Do you really know who you are doing business with?

Image  A February 5th 2014 Reuters article illustrated that the U.S. National Highway Traffic Safety Administration (NHTSA) forced, the luxury car company, Aston Martin, to recall 17,590 cars.  This was a result of counterfeit plastics used in development of the accelerator pedal, which increased the likeness of a crash.

Counterfeit plastics entered into Aston Martin’s supply chain through a Chinese subcontractor that molds its accelerator pedal.  This subcontractor acquired counterfeit plastics from a Chinese plastics supplier.  The Reuters article explained that Aston Martin is to recall approximately 75% of its vehicles because of this event.

An Aston Martin spokesperson stated, “there had been no reports of accidents or injuries related to the issue and the financial impact to the automaker was small.” Aston Martin’s reputation as a luxury car company will most likely countermand any negative residual effects of this incident.  Other companies, however, may not be so resilient.

This incident serves as an example and lessons learned for companies to justify and build a supply chain risk management program. This program should include the development of a SCRM Plan, contract language that requires vendors to include supplier assessments into their process and an audit program to verify compliance using industry standards provided through standards based organizations.

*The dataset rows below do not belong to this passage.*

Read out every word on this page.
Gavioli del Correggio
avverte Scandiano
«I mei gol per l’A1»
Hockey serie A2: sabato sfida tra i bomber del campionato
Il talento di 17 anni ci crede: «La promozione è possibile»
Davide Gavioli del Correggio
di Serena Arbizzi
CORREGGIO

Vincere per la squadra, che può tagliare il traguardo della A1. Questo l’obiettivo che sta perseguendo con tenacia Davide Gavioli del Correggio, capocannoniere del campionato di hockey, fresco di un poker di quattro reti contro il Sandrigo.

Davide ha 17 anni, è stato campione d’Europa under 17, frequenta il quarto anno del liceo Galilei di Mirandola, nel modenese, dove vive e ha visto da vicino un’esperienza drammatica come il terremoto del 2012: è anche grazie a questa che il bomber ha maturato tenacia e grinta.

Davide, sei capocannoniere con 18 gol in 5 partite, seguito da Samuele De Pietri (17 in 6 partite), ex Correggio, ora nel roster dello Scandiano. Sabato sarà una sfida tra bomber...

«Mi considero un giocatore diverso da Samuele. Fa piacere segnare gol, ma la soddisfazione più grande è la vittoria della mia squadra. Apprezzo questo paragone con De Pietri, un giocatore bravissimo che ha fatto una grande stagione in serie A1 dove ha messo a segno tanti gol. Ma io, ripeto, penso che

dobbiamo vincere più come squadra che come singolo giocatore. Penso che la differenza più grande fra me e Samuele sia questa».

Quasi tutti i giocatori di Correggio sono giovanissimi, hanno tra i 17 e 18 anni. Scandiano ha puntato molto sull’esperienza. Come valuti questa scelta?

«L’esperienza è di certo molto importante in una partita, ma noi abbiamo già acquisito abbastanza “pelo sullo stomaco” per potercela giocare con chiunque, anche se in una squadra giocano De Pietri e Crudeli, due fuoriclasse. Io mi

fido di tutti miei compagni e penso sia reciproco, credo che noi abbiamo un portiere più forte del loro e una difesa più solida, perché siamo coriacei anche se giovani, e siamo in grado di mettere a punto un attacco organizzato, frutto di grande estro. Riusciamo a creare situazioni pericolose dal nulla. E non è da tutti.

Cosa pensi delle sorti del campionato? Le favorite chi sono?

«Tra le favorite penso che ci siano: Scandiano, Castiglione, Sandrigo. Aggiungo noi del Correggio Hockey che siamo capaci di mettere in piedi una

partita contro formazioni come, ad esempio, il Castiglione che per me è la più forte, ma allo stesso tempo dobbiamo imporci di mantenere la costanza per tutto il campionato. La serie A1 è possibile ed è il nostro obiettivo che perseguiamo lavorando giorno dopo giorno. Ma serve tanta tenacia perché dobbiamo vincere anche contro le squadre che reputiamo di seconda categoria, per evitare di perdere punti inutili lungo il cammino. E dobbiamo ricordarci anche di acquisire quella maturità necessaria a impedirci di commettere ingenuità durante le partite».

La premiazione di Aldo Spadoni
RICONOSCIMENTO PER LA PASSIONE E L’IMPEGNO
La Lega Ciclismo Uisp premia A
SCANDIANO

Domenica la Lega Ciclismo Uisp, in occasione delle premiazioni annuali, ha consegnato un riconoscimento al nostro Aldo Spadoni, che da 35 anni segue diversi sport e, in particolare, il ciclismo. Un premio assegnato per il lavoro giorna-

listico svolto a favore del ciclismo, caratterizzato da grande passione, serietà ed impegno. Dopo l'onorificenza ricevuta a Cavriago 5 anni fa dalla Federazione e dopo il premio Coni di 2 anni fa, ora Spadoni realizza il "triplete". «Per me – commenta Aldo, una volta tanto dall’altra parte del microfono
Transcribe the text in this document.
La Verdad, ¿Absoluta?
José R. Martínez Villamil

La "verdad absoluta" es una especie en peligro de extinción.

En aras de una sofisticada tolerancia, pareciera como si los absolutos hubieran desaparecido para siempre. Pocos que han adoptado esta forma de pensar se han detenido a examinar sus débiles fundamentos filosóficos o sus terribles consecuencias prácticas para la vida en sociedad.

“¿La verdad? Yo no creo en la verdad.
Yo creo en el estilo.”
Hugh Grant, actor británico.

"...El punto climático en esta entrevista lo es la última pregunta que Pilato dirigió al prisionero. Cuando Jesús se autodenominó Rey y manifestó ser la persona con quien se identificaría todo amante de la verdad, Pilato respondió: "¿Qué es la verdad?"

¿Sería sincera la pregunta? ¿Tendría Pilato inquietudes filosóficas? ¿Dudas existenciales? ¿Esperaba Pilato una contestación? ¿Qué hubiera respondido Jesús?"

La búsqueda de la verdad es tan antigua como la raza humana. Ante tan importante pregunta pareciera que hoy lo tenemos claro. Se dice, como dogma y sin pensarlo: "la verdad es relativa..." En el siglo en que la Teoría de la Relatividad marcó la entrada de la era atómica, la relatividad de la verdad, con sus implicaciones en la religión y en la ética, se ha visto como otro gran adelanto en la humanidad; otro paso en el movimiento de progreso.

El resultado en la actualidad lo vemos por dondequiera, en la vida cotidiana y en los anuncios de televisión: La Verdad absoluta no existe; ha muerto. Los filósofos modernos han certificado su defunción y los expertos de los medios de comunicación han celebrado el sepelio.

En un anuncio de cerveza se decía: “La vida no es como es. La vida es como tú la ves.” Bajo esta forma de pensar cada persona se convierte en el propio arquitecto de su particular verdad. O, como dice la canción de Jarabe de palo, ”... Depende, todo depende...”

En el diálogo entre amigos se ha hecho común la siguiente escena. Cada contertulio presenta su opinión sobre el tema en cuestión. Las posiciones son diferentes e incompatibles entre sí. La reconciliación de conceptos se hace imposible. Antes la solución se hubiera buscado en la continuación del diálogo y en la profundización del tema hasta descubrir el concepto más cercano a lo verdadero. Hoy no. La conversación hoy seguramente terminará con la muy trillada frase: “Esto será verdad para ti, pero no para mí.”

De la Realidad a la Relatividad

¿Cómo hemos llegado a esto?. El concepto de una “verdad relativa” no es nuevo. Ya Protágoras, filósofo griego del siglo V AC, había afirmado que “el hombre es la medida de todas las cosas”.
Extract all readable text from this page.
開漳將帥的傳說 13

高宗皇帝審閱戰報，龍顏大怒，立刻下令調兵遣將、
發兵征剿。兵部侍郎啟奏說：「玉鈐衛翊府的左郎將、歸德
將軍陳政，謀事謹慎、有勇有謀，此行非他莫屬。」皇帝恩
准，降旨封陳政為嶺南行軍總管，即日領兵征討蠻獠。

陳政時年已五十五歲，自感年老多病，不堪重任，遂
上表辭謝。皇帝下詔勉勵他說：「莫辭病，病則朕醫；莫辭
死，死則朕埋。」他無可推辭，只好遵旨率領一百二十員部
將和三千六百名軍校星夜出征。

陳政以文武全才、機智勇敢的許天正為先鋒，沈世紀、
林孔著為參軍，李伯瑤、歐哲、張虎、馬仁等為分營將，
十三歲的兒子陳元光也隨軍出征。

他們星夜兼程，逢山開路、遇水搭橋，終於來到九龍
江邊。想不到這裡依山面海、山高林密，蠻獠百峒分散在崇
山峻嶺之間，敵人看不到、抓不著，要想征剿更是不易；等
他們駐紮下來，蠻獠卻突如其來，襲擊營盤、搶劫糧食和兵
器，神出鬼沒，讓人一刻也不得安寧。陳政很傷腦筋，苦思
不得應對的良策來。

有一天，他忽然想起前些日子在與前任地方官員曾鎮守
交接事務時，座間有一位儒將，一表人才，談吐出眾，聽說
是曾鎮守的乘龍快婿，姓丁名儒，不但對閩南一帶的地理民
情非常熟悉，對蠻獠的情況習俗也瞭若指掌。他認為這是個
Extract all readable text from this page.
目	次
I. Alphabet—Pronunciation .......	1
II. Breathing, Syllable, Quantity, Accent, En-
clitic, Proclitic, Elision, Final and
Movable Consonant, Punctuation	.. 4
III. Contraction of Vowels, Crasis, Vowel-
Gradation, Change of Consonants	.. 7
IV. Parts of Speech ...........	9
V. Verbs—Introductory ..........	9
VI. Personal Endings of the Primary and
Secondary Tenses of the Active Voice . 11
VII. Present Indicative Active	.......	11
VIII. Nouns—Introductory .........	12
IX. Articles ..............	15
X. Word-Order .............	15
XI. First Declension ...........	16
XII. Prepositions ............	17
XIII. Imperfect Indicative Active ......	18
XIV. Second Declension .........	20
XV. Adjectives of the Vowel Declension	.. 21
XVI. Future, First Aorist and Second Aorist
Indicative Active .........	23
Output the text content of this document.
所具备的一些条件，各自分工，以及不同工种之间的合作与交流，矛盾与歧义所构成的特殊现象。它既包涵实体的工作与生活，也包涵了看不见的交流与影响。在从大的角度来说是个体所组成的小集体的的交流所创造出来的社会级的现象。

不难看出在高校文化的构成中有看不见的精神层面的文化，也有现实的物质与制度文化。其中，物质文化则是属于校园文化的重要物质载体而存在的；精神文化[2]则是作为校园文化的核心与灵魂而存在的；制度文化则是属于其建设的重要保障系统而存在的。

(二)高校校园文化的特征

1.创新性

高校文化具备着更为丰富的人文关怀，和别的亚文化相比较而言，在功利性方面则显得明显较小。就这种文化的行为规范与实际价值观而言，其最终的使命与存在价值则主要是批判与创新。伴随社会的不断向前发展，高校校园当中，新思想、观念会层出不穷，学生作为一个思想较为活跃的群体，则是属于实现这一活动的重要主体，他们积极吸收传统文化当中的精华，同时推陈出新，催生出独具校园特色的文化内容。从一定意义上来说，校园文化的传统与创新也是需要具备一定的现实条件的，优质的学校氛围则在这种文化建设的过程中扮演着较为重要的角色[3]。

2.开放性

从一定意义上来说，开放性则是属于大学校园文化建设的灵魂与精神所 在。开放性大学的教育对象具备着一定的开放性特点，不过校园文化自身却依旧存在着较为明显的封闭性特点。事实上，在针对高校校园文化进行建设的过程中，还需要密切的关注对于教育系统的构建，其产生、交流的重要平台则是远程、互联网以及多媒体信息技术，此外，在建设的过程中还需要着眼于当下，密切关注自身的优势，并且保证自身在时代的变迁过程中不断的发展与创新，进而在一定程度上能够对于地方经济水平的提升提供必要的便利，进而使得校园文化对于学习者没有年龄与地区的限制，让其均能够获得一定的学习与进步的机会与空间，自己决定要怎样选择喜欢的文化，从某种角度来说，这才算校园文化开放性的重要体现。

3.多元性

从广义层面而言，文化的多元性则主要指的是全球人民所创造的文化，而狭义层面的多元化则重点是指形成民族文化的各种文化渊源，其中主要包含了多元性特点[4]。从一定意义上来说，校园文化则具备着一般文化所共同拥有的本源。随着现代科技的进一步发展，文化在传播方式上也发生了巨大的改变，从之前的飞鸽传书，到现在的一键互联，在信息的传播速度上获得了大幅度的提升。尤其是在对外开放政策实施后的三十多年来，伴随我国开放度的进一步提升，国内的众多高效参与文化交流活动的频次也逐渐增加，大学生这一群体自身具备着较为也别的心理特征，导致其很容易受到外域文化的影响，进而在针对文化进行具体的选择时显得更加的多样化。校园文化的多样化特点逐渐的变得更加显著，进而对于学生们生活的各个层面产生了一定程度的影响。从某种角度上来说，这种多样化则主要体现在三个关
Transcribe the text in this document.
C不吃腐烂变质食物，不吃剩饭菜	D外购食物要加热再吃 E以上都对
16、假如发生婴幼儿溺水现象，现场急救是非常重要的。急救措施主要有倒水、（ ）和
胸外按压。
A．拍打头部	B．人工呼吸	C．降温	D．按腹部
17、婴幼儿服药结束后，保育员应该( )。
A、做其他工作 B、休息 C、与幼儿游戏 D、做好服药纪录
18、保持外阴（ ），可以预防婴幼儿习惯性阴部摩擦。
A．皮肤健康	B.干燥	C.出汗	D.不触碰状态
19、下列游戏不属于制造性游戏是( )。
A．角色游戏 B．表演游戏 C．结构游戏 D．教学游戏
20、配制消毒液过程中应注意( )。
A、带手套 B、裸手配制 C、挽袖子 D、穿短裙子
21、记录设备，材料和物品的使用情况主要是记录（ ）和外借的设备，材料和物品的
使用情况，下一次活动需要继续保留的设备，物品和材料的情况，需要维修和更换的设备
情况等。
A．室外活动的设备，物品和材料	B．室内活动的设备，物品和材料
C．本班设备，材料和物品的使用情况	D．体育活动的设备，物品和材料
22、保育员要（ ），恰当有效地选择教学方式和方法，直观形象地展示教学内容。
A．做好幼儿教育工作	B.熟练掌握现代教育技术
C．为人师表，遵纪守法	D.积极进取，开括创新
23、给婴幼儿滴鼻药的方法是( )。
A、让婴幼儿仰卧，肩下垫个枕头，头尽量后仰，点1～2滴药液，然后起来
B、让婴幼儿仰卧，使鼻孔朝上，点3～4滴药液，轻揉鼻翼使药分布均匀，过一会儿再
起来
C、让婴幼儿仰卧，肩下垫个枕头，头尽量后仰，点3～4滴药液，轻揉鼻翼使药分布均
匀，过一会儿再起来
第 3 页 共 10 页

Conducting supplier assessments and deploying industry standards are some of the most effective ways to protect your company against counterfeits and other associated vulnerabilities that stem from the supply chain.  These countermeasures incorporate some important supply chain risk management best practice such as:

1. Purchasing equipment from Original Equipment Manufacturers (OEMs) or authorized resellers;

2. Conduct supplier assessments and audits on most critical and higher priority vendors and components; and

3. Defining specific sets of procurement requirements per industry standards.

Supply chains do not end with Tier 1 or Tier 2 suppliers. The complexity of the global market place makes supply chains vast and complex. Because of this, visibility over the supply chain has become a more daunting task.  The Aston Martin incident reveals that supply chain issues are able to transcend a variety of commercial sectors and industries, proving that global companies must find ways to counter this supply chain vulnerability.